I do feel very at home here, but at some point I will be homeward bound in the most nationalist sense of the term, but it will be more than that. It will be a complete re-adjustment and a coming home that goes beyond just geographical borders. It is a future that is not so close, but then again, "life is what happens to you while you're busy making other plans" and time slips away, or rather escapes through the window while you're not looking. I want to stay on the same plane of time as my friends, I don't want us to feel changes so very differently, although that is inevitable.

I'm definitely not in exile. I am active (not that those in exile usually aren't) and I have very specific plans and goals. I want to do research, but after speaking in class, after watching and listening to moments that fill me with joy and bring me close to tears, I realize that I am doing a project that is much more profound, a project of disassembling; a dissembling that is a type of development. Me estoy desarmando y me estoy desarrollando. Desarmar es desarrollar. I am expanding and breathing and finding spaces and feeling close and distant and beauty and pain. One of the most hair-raising lines of Dylan is "beauty walks the razor's edge, someday I'll make it mine", which is preceded by the line: "I'm living in a foreign country, and I'm bound to cross the line". The first part (which I've written second), literally speaks to my situation and multiple and continual experiences of not being certain of where and how to be, the second part (which I wrote first), always has provoked a strong electric shock through my body. The image of the razor, sharpness, pain. Bob asserts that beauty walks that sharp edge, it's on a border, but it's already in a danger zone. He has a future goal of owning beauty as he is looking back, as the rest of "Shelter From the Storm" is a re-telling in the past tense. He ends his journey with the desire to "turn back the clock to when god and her were born"...we all want to go back, we all want to find what is behind hidden in some secret in the future; we want to find the fulfillment of the present, which aches due to a connection to the past, in the present. Nostalgia is a desire to travel through time, a desire accentuated through a short emotional journey that leaves us with a longing for some higher calling: art, expeditions that lead us to sunsets, cities with crazy taxi drivers.

Maya Angelou has a quote that says that most times we don't remember what people say or do, but how they make us feel. If anthropology is driven by some nostalgia, at least in its formative stages of the discipline, it is based on what we feel, what Claude Levi-Strauss felt when he related remembrance to the sunset. I remember how so many people I love make me feel, even when I hear them singing and know that I am just listening to a recording, or to see something so beautiful it does hurt in such a pleasurable way that you don't wan it to stop.

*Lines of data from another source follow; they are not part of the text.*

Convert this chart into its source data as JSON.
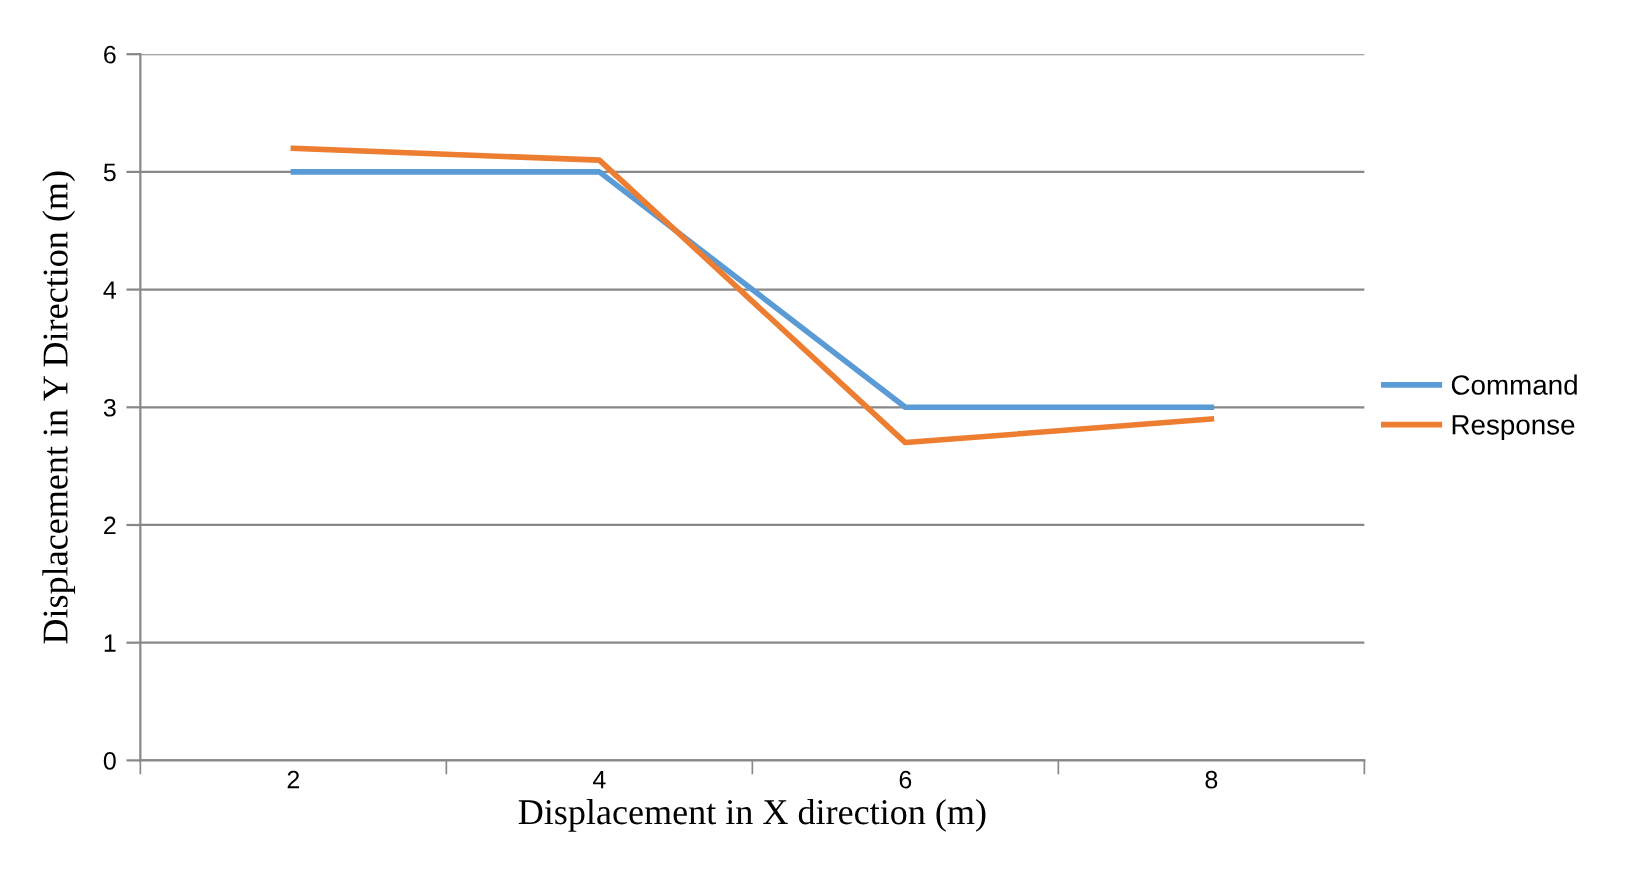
{
  "chart_data": {
    "type": "line",
    "xlabel": "Displacement in X direction (m)",
    "ylabel": "Displacement in Y Direction (m)",
    "categories": [
      "2",
      "4",
      "6",
      "8"
    ],
    "series": [
      {
        "name": "Command",
        "color": "#5b9bd5",
        "values": [
          5,
          5,
          3,
          3
        ]
      },
      {
        "name": "Response",
        "color": "#ed7d31",
        "values": [
          5.2,
          5.1,
          2.7,
          2.9
        ]
      }
    ],
    "ylim": [
      0,
      6
    ],
    "yticks": [
      0,
      1,
      2,
      3,
      4,
      5,
      6
    ],
    "grid": "y",
    "legend": "right",
    "marker": "none",
    "line_style": "solid"
  }
}
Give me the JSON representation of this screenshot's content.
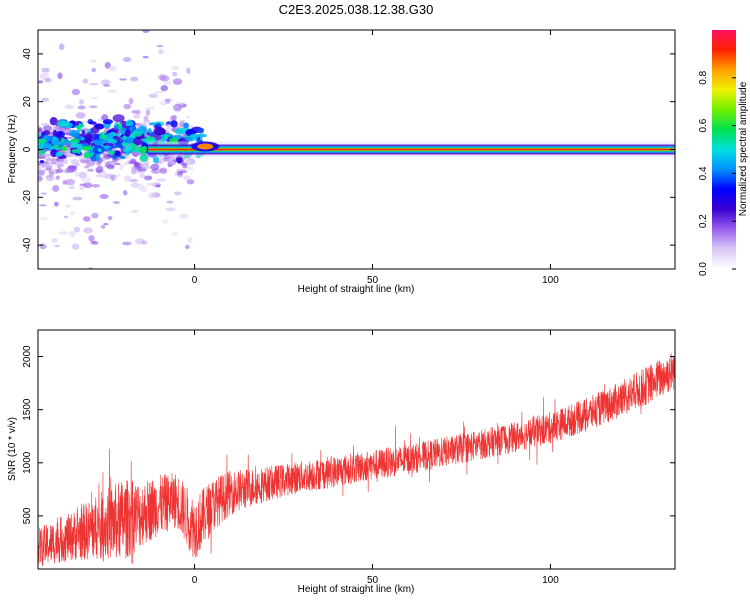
{
  "page": {
    "title": "C2E3.2025.038.12.38.G30"
  },
  "chart_data": [
    {
      "type": "heatmap",
      "xlabel": "Height of straight line (km)",
      "ylabel": "Frequency (Hz)",
      "xlim": [
        -44,
        135
      ],
      "ylim": [
        -50,
        50
      ],
      "x_ticks": [
        0,
        50,
        100
      ],
      "x_tick_labels": [
        "0",
        "50",
        "100"
      ],
      "y_ticks": [
        -40,
        -20,
        0,
        20,
        40
      ],
      "y_tick_labels": [
        "-40",
        "-20",
        "0",
        "20",
        "40"
      ],
      "grid": false,
      "colorbar": {
        "label": "Normalized spectral amplitude",
        "range": [
          0,
          1
        ],
        "ticks": [
          0.0,
          0.2,
          0.4,
          0.6,
          0.8
        ],
        "tick_labels": [
          "0.0",
          "0.2",
          "0.4",
          "0.6",
          "0.8"
        ],
        "colors": [
          "#ffffff",
          "#d9c8f5",
          "#9a60ee",
          "#3a00d0",
          "#0000ff",
          "#0090ff",
          "#00e0e0",
          "#00e050",
          "#70f000",
          "#f0f000",
          "#ffa000",
          "#ff2000",
          "#ff1060"
        ]
      },
      "features": {
        "main_line_frequency_hz": 0,
        "main_line_start_km": -13,
        "main_line_end_km": 135,
        "noisy_region_km": [
          -44,
          -12
        ],
        "bump_km": [
          2,
          4
        ]
      }
    },
    {
      "type": "line",
      "xlabel": "Height of straight line (km)",
      "ylabel": "SNR (10 * v/v)",
      "xlim": [
        -44,
        135
      ],
      "ylim": [
        0,
        2250
      ],
      "x_ticks": [
        0,
        50,
        100
      ],
      "x_tick_labels": [
        "0",
        "50",
        "100"
      ],
      "y_ticks": [
        500,
        1000,
        1500,
        2000
      ],
      "y_tick_labels": [
        "500",
        "1000",
        "1500",
        "2000"
      ],
      "grid": false,
      "series": [
        {
          "color": "#ee3333",
          "trend_x": [
            -44,
            -35,
            -25,
            -20,
            -15,
            -10,
            -5,
            0,
            5,
            10,
            20,
            30,
            40,
            50,
            60,
            70,
            80,
            90,
            100,
            110,
            120,
            130,
            135
          ],
          "trend_y": [
            200,
            300,
            420,
            460,
            520,
            600,
            650,
            380,
            600,
            720,
            800,
            870,
            920,
            980,
            1030,
            1100,
            1170,
            1240,
            1330,
            1450,
            1600,
            1780,
            1880
          ],
          "noise_amplitude": [
            250,
            300,
            450,
            520,
            420,
            380,
            350,
            400,
            340,
            280,
            220,
            200,
            200,
            190,
            190,
            190,
            190,
            190,
            200,
            210,
            230,
            250,
            260
          ]
        }
      ]
    }
  ]
}
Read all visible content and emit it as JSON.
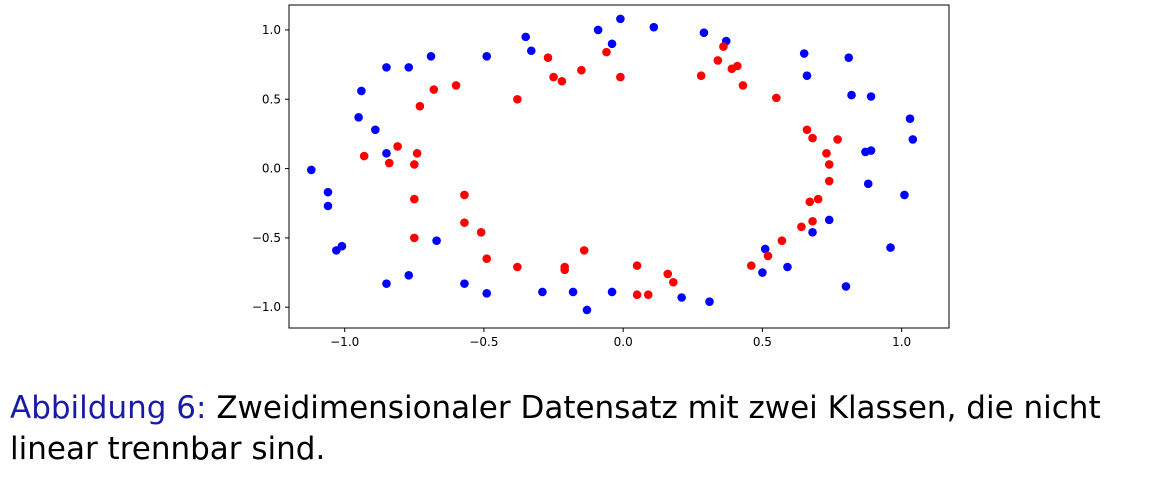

Space is marking distance and proximity as one and the same and anthropology and George Harrison's voice singing about cigarettes are equivalent.

1 comentario:

  1. "This is a privilege coveted by every society, whatever its beliefs, its political system, or its level of civilization; a privilege to which it attaches its leisure, its pleasure, its peace of mind and its freedom; the possibility, vital for life, of unhitching, which consists in grasping, during the brief intervals in which our species can bring itself to interrupt its hive-like activity, the essence of what it was and continues to be, below the threshold of thought and over and above society: in the contemplation of a mineral more beautiful than all our creations; in a scent that can be smelt at the heart of a lily and is more imbued with learning than all our books; or in the brief glance, heavy with patience, serenity and mutual forgiveness, that, through some involuntary understanding, one can sometimes exchange with a cat"...or taking eight pages to describe a sunset; or listening to something 100 times over...because you can.